On May 14, 2021, the Indiana Tax Court upheld a pharmacy benefit management company’s sourcing of its receipts under Indiana’s costs of performance rules applicable to receipts from services. The court rejected the Indiana Department of Revenue’s position that the receipts should instead be sourced according to the rules for sales of tangible personal property. The taxpayer was engaged in the business of administering the prescription drug and pharmacy benefits of health insurers. As part of this service, the taxpayer negotiated contracts with over 60,000 pharmacies, specifying negotiated rates to be charged when filling the subscriptions of its insurer client’s members. When a member had their prescription filled at the pharmacy, the member would pay the pharmacy their copayment, and the taxpayer would pay the pharmacy the difference between the negotiated rate and the member’s copayment. The taxpayer would then get paid by billing its insurer clients a service charge comprised of both (i) the amount paid to the pharmacies for the prescription drugs dispensed and (ii) the taxpayer’s administrative fee.

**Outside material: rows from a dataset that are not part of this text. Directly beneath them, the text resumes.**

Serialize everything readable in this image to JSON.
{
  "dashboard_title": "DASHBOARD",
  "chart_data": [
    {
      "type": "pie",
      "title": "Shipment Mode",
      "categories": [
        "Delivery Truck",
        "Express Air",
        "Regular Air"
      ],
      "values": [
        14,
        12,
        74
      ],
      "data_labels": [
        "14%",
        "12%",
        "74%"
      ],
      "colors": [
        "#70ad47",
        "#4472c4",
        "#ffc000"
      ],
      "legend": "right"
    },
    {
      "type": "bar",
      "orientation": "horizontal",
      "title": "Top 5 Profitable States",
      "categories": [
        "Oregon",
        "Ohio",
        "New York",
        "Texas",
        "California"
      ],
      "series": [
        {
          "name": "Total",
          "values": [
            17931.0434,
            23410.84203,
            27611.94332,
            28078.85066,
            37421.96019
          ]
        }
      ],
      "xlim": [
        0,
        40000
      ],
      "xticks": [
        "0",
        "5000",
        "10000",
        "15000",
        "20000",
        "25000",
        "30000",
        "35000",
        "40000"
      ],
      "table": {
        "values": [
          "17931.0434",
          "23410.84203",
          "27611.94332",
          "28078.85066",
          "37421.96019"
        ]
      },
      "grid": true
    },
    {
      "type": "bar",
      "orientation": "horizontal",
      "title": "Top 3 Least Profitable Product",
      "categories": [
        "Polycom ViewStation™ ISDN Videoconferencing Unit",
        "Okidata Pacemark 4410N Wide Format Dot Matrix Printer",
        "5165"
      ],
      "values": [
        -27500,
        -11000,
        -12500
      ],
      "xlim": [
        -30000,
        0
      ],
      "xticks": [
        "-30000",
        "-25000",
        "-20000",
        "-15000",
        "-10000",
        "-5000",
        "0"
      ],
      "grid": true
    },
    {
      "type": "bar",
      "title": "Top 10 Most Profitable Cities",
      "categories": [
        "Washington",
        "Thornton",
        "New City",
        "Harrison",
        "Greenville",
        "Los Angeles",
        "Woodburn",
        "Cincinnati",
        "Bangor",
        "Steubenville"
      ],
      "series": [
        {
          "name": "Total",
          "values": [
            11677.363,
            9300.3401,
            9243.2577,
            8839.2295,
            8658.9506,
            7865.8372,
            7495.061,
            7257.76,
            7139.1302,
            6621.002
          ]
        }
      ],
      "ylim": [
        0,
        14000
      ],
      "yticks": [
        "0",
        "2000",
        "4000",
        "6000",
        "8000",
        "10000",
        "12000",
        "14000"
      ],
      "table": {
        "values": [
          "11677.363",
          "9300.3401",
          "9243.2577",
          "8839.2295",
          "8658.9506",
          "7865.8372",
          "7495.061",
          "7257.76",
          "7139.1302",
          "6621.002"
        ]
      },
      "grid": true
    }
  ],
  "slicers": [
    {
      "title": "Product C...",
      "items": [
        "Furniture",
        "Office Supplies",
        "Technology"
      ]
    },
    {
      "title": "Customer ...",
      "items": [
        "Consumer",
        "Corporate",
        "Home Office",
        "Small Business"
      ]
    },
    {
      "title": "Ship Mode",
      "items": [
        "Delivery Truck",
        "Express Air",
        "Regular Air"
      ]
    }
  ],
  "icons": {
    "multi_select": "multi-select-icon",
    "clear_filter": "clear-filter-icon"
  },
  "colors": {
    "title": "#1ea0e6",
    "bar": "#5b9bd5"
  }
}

On motion for summary judgment, the Department argued that the taxpayer’s receipts should be sourced according to the rules applicable to sales of tangible personal property, because the taxpayer was not a mere conduit through which payment for prescription drugs passed but instead it exercised a right, interest and title in the prescription drugs sold to its members and that the taxpayer had admitted it sold prescription drugs. The tax court rejected the Department’s position as unsupported under the record. Based on the taxpayer’s designated affidavits and contracts stating that its clients engage it and pay for the provision of services and that it does not purchase any drugs for resale or ever acquire possession or title of any drugs sold to its insurer client’s members, the tax court found that the taxpayer properly apportioned its income as a service provider and granted summary judgment in favor of the taxpayer.

Express Scripts Inc. v. Ind. Dep’t of State Revenue, Dkt. No. 19T-TA-00018 (Ind. Tax Ct. May 14, 2021).